Stronie Śląskie

Miejscowość nosiła nazwę Seitenberg i była niewielką wsią położoną obok znacznie większego Schreckendorf – dzisiejszego Strachocina. Wieś znana była wówczas z niewielkiego pałacyku królewny Marianny Orańskiej oraz manufakturowej huty ręcznie zdobionego szkła Oranienhütte. Rozwój przemysłu umożliwiło wybudowanie w 1897 r. linii kolejowej do Kłodzka.

W maju 1945 Seitenberg zajęty został przez wojska radzieckie. Miejscowość przyłączono następnie do Polski, wysiedlając jej dotychczasowych mieszkańców do Niemiec.
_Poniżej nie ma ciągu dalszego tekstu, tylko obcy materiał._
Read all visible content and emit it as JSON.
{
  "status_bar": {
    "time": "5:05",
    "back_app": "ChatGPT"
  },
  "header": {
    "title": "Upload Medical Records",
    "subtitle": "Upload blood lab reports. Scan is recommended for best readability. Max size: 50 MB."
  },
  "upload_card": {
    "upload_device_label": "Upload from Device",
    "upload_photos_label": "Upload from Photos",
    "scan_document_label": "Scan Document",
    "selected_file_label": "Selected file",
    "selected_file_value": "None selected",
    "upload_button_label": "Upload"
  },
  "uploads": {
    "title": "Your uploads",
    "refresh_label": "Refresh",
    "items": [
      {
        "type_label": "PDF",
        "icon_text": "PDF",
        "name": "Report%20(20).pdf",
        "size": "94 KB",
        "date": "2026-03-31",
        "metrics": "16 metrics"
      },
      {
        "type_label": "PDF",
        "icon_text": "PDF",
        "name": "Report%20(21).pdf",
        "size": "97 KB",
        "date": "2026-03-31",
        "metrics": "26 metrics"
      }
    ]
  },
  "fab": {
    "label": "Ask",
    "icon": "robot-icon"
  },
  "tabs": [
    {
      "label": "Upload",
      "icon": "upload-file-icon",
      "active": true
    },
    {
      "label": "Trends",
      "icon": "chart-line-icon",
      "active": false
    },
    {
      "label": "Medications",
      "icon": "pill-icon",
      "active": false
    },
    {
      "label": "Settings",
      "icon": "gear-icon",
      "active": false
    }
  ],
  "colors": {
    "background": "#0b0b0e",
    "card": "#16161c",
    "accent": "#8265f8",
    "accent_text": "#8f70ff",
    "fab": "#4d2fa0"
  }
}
Wobec braku historycznej nazwy słowiańskiej, Polacy początkowo nazywali miejscowość Żybocin, jednak w 1946 r. wprowadzono urzędowo obecną nazwę, nawiązującą znaczeniowo do formy niemieckiej (Seitenberg = „stronna góra”)[3]. Wieś zyskała na znaczeniu na przełomie lat 40. i 50. XX wieku. Rozrosła się dzięki odkrytym w okolicy złożom fluorytu i rud uranu. Mimo że wydobywania rud uranowych zaprzestano dość szybko, a nieopłacalne kopalnie zasypano, to po inwestycji pozostało spore osiedle mieszkaniowe Morawka.

Dalszy rozwój zapewniła Stroniu znaczna rozbudowa huty szkła oraz rozpoczęcie wydobycia marmurów na skalę przemysłową. Dzięki temu w 1967 r. Stronie otrzymało prawa miejskie włączając w swój obręb wsie Strachocin oraz Goszów. Huta Szkła Kryształowego „Violetta” (spółka akcyjna) była głównym pracodawcą miasteczka obok zlokalizowanego tu wojewódzkiego szpitala psychiatrycznego.

Obecnie gmina stawia na turystykę – leży w pięknym krajobrazowo regionie, jest najbardziej lesista w Polsce, posiada sporo ciekawych miejsc. Przemysł powoli zanika na korzyść rekreacji i sportu. Główną atrakcję stanowi tu odkryta w latach 60. Jaskinia Niedźwiedzia w Kletnie. Od kilku lat okolica przyciąga turystów dobrymi warunkami narciarskimi, m.in. dzięki kompleksowi wyciągów na Czarnej Górze. Turystyce sprzyja także malowniczość górskich pejzaży, bliskość szczytu Śnieżnika oraz znanego uzdrowiska Lądka-Zdroju.